The phenomenology of belonging

There’s no place like home, Toto, but what makes a place feel like home? When I arrived in Australia some 20 years ago I immediately felt at home in the landscape, and yet it’s a far cry from where I grew up in Scotland. I still think of Scotland as home too, so I’m beginning to explore ways to reconcile the two places.

To that end I spent February hiking, camping and making art in the Scottish Highlands as a way of interrogating the notion of “belonging”.

Tent in the snow
The studio for two weeks

After a 20 year absence I found that I could still read the land in a way that I’m only learning to do in Australia. For example, when crossing Rannoch Moor, I became aware of how I instinctively knew where to put my feet in order to avoid sinking knee deep in peat bog.
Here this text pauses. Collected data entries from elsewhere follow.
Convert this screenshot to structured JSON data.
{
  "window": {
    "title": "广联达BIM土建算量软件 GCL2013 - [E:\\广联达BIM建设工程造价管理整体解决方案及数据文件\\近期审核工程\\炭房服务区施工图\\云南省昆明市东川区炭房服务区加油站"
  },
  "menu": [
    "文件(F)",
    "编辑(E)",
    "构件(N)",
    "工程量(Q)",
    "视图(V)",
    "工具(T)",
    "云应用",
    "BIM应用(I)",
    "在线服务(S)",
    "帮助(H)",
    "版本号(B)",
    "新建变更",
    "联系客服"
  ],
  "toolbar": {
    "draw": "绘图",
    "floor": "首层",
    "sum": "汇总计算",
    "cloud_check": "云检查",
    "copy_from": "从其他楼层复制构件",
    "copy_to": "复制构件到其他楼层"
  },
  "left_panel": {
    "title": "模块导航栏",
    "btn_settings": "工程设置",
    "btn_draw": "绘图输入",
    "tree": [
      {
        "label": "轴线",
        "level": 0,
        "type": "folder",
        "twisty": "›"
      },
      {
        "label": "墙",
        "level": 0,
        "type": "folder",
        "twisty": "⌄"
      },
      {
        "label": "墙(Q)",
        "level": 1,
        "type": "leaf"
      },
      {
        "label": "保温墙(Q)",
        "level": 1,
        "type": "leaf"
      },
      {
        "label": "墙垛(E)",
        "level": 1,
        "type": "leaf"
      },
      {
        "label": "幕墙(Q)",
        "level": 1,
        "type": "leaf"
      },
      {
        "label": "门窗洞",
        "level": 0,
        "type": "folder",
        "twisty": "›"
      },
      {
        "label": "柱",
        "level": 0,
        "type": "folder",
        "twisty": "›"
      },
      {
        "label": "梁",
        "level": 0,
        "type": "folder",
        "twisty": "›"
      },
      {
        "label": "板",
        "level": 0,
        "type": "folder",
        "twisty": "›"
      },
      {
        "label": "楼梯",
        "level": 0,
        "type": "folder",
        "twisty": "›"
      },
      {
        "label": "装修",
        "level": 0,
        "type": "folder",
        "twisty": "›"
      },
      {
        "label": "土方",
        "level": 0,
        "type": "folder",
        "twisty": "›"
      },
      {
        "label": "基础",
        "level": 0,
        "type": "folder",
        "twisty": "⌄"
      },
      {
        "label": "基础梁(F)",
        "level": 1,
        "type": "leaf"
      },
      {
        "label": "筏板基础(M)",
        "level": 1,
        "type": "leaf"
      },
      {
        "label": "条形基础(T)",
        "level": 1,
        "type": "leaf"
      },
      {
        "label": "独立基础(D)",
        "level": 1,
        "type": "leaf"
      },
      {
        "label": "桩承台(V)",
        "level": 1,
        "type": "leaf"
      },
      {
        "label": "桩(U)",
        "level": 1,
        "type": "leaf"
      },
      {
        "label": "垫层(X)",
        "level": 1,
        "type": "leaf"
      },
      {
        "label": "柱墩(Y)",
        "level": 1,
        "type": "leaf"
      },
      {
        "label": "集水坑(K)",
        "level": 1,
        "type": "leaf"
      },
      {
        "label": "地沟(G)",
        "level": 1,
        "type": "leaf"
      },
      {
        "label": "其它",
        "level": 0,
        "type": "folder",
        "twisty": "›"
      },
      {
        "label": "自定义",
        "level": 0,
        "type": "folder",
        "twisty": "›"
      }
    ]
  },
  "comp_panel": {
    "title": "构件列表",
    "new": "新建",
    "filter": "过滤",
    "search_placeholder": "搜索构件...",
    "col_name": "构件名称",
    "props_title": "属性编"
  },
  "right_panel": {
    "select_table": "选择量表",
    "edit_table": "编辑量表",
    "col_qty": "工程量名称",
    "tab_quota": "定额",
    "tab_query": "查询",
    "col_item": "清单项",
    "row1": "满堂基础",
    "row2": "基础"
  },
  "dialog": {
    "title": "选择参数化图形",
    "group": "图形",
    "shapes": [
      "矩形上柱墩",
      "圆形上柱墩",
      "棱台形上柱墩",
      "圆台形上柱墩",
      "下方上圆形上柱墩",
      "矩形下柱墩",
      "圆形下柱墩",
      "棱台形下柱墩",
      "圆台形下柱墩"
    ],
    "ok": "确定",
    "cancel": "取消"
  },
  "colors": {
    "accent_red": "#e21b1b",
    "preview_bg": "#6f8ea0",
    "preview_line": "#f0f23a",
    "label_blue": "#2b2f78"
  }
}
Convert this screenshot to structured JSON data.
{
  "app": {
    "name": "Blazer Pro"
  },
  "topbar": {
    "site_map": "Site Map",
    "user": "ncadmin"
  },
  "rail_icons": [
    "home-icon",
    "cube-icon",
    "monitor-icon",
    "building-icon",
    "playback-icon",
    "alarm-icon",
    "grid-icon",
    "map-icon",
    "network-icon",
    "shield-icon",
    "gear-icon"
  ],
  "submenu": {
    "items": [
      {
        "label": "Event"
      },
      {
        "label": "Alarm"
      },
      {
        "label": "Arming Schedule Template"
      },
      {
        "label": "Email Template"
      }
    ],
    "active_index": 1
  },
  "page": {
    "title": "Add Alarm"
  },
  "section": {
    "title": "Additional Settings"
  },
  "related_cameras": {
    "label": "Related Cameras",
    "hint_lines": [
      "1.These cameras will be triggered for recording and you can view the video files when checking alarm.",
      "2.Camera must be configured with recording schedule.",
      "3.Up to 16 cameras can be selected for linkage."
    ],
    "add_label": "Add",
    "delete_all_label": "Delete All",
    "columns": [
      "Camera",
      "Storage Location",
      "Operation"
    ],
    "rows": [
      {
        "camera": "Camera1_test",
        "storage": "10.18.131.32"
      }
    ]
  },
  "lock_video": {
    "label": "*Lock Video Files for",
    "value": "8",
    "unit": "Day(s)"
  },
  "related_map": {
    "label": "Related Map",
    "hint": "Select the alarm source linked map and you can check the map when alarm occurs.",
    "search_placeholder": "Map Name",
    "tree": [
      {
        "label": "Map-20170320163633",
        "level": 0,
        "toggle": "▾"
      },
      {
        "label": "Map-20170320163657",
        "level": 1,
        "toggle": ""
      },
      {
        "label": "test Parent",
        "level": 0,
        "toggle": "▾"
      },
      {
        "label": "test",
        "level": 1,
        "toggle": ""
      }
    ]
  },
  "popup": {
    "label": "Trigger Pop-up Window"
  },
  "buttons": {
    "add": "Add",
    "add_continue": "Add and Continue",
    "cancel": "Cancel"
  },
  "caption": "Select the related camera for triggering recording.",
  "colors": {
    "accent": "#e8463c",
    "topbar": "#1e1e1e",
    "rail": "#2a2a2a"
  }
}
Other distant memories returned too. Language I hadn’t used for years started to pop into my head: smirr, a fine rain; grue, the lacy ice at the edge of a winter burn; burn, a stream… and so on.

All of this taking place in low winter light. Even at midday, the sun, on the rare occasions it appeared, stayed low in the sky, casting long blue shadows across the snow.

Belonging embodied in movement and navigation. Belonging embodied in language.

I felt a strong sense of homecoming out in the wind and snow. A sense that I was inhabiting the land that had given birth to me. This sense even survived the barman at a pub saying to me “we don’t get many Aussies here in the winter”. I love a bit of bathos, me.

So I hiked and I drew and I camped and I drew some more. At temperatures that hovered around and below freezing this had the makings of a new straight-to-cable show: Extreme Plein-air Artists. Copyrighting the format now.

This reminds me to thank Mont Adventure Equipment in Australia for their advice and support (and super warm sleeping bag) when I was putting this project together and Nortent in Norway for the seemingly indestructible tent.

The outdoor bit is finished and I’m sitting sorting through sketches and memories and working out how to make art that reflects my experiences.